Where to stay near Key Biscayne National Park
Homestead, FL is a great place to base yourself for Key Biscayne’s Visitor center and for quicker access to the Everglades southernmost visitor centers.
Day 5: Florida Keys
The Florida Keys are a string of islands that stretch about 120 miles south of the southern tip of Florida. The main islands of the Florida Keys include Key Largo, Islamorada, Marathon, Big Pine Key, Lower Keys, and the crown jewel–Key West. There is a lot to see and do in the Keys and these are my top recommendations as your cruise south.
- Florida Keys Brewing Company is an awesome local hang-out with great beer and mellow vibes.
- Islamorada Beer Company is right on the Overseas Highway. Check them out as well for a little tasting in the afternoon!
- The Turtle Hospital is a non-profit organization dedicated to the rehabilitation of endangered sea turtles. They offer daily tours from 9am-4pm and reservations are highly recommended.
- 7 mile bridge is coming up after Marathon, so get excited for water vistas out both windows!
Big Pine Key
- No Name Pub. This is a fun place to stop for some food or snacks as you travel down the Florida Keys. I wasn’t a big fan of the food but honestly every local will recommend this dive bar/restaurant.
- Visit the white sand beaches on Bahia Honda State Park.
- Coming into outer Key West don’t miss Baby’s Coffee. They are super funky and have a cute little market with awesome finds for beach picnics and roadtrips. It’s definitely worth the stop for a caffeine pick-me-up and more!
- Ernest Hemingway House. You’ve heard of the famous 6 toed cats, right? It isn’t a joke! They are real and EVERYWHERE! A tour of the house is included in the price of admission, so don’t miss out on the most visited house in Florida.

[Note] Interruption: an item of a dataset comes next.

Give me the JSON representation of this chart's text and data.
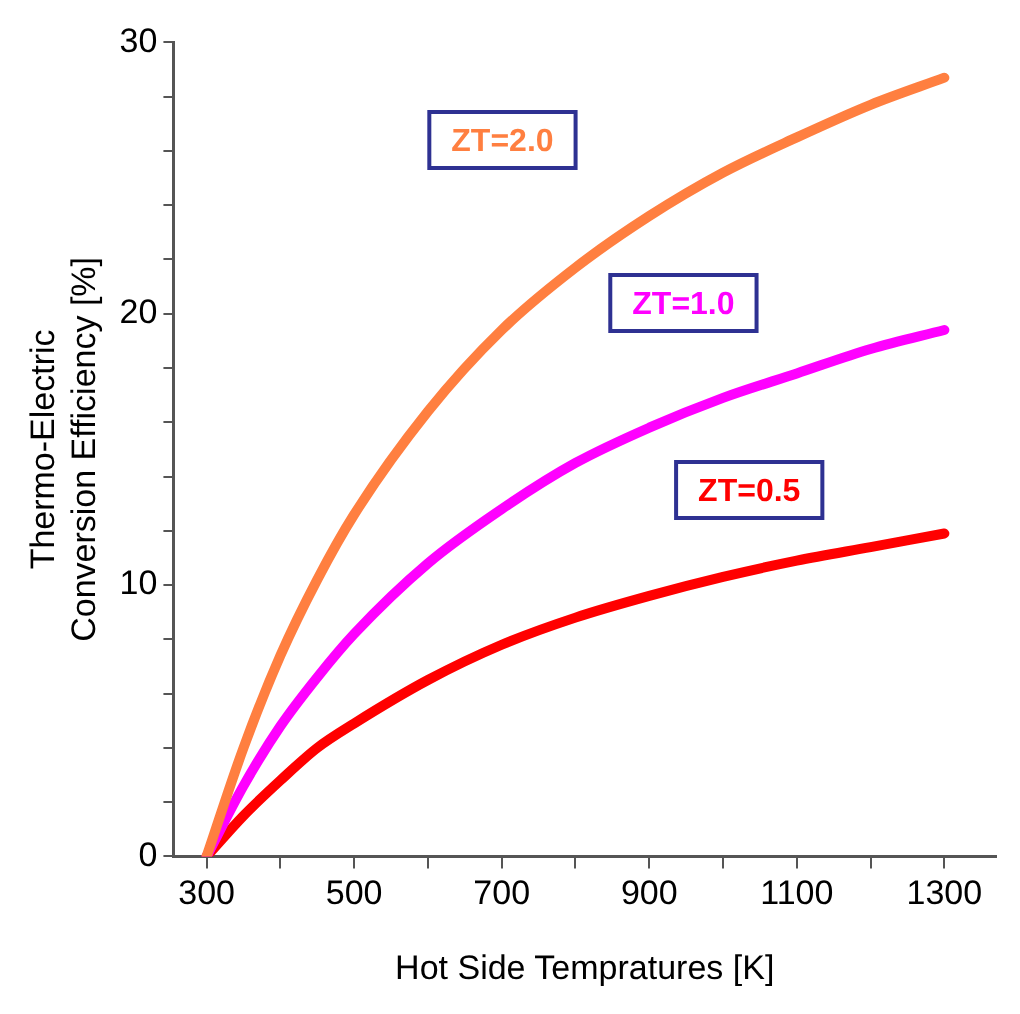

- Take a class with Yoga on the Beach while looking out towards curling ocean waves with ocean breezes all around. It’s definitely a must on the list for any yogis!

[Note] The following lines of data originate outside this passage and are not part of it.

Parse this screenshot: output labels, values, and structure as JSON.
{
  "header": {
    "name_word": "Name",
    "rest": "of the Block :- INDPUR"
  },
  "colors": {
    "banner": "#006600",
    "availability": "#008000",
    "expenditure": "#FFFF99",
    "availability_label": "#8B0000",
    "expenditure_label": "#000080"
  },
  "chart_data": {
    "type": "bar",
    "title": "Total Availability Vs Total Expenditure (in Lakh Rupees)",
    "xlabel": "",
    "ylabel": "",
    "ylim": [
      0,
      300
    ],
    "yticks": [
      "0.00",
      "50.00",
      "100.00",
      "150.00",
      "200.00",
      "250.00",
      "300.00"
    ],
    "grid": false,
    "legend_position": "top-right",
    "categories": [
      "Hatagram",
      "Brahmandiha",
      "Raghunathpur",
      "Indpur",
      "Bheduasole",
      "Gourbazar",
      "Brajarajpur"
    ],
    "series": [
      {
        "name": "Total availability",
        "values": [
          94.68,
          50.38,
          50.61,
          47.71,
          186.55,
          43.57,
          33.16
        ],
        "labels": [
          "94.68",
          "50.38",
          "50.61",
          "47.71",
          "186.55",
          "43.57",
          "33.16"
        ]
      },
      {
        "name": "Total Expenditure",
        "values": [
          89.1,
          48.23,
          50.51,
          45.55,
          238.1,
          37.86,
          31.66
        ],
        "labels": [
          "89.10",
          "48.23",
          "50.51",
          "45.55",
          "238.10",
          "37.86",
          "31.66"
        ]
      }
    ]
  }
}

- Visit the Truman Little White House. Just taking a walk through this gated community is a must-do.
Day 6: Dry Tortugas National Park
While in Key West, it is definitely a “tourist must-stop” to snap a photo at the zero mile marker of US-1 which marks the southernmost point in the continental US. What most people don’t realize, though, is that you can actually travel even farther south and still be on US soil!
Dry Tortugas is the southernmost National Park in the parks system and it is on my top 5 list for US National Parks. It lies 70 miles west of Key West and can only be reached by ferry, private boat, charter boat, or seaplane. Dry Tortugas is a few things: it is a collection of seven keys, home to a 19th-century fort, rich in history and abundant sea life, and absolutely stunning with crystal clear waters on all sides.
You might have thought Key Biscayne was all water, well less than 1% of Dry Tortugas National Park is on dry ground. But trust me, you don’t want to miss Fort Jefferson. Plus, Dry Tortugas offers some of the most interesting ranger-guided talks and tours I’ve ever had in a National Park. The island moat and Fort Jefferson guided walks are equally impressive!
My biggest regret during my week in Florida was not camping at Dry Tortugas. I highly recommend considering camping at Garden Key so you can explore longer.